The tragedy of race and racism was always there in those American sitcoms I had watched in Kenya, but I was not a black person. I was an African immigrant. And that too was a designation that took some learning.
In Kenya, racism was a concept that existed only in books and never in conversation. Tribalism is what we lived with daily. Our identity was and still is ingrained in ethnicity, not in skin color. It explains why most Africans experience being called “black” or “African” for the first time when they come to America. Neither “black” nor “African” are conscious identity markers for Africans in Africa. One is a Taita, Igbo, Shona, etc. So any jokes or reference to racism in the black-American sitcoms flew right over our heads. The tiny population of Kenyan whites left over from a colonial past are mainly coc00ned in their own enclaves and any effects of post-colonial white supremacy remain very different in an African country where black people run their own political affairs.

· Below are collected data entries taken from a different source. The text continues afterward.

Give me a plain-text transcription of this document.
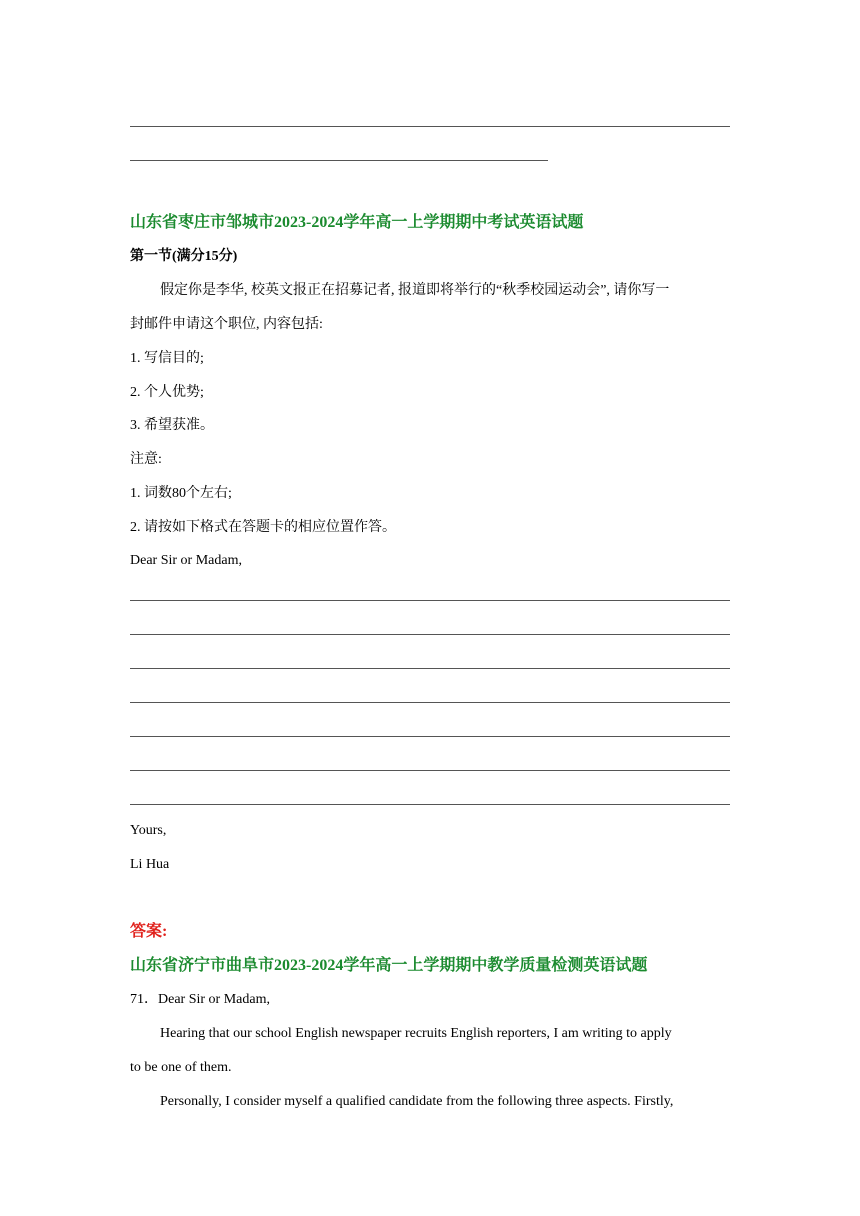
山东省枣庄市邹城市2023-2024学年高一上学期期中考试英语试题
第一节(满分15分)
假定你是李华, 校英文报正在招募记者, 报道即将举行的“秋季校园运动会”, 请你写一
封邮件申请这个职位, 内容包括:
1. 写信目的;
2. 个人优势;
3. 希望获准。
注意:
1. 词数80个左右;
2. 请按如下格式在答题卡的相应位置作答。
Dear Sir or Madam,
Yours,
Li Hua
答案:
山东省济宁市曲阜市2023-2024学年高一上学期期中教学质量检测英语试题
71．Dear Sir or Madam,
Hearing that our school English newspaper recruits English reporters, I am writing to apply
to be one of them.
Personally, I consider myself a qualified candidate from the following three aspects. Firstly,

New York was overwhelming after my home in Taita, a county a few miles from Mombasa. It was the most-densely peopled city I’d ever been to, and the most intensely lonely. The perks that come with African extended family bonds are profusely underrated. I certainly could never have afforded New York rent, which explains why many African immigrants who land in New York leave soon after for more affordable cities. After I moved to Washington, D.C., I began to fit into my African-in-America identity. D.C. is a slower and more deliberate city than New York. You get to pause and attempt real human connections. I felt more at home there. In D.C., I found kindred spirits in the activists and black intellectuals steeped in the smarts and grits of politics and position.
In Washington, I finally felt I might have a better chance at being stitched into the black identity that I was beginning to find rich and alluring. But I soon found that I couldn’t just claim the Sistah identity. I was treated with respect and regarded as a comrade in art and struggle by other blacks, but without expectation that I would, or could, share the conversations that only people with a shared historical and cultural experience understood.
My place has been as one hovering somewhere around the outer rim of the inner sanctum of blackness. I watch and learn and laugh the loudest when I catch that one joke that almost got away, just to make up for all the others that went right over my head.
Many Africans in America find little value in identifying with Blackhood. They resist being identified with blacks once they become aware of the American caste system that puts melanin-rich humans at the bottom of the social hierarchy. Africans in America have this false hope that being an immigrant saves them from classification on that totem pole. They check the box “Other.” When they make it, most buy homes outside the city, as if American cities and their inner-city component haunts them with a certain stigma of failure.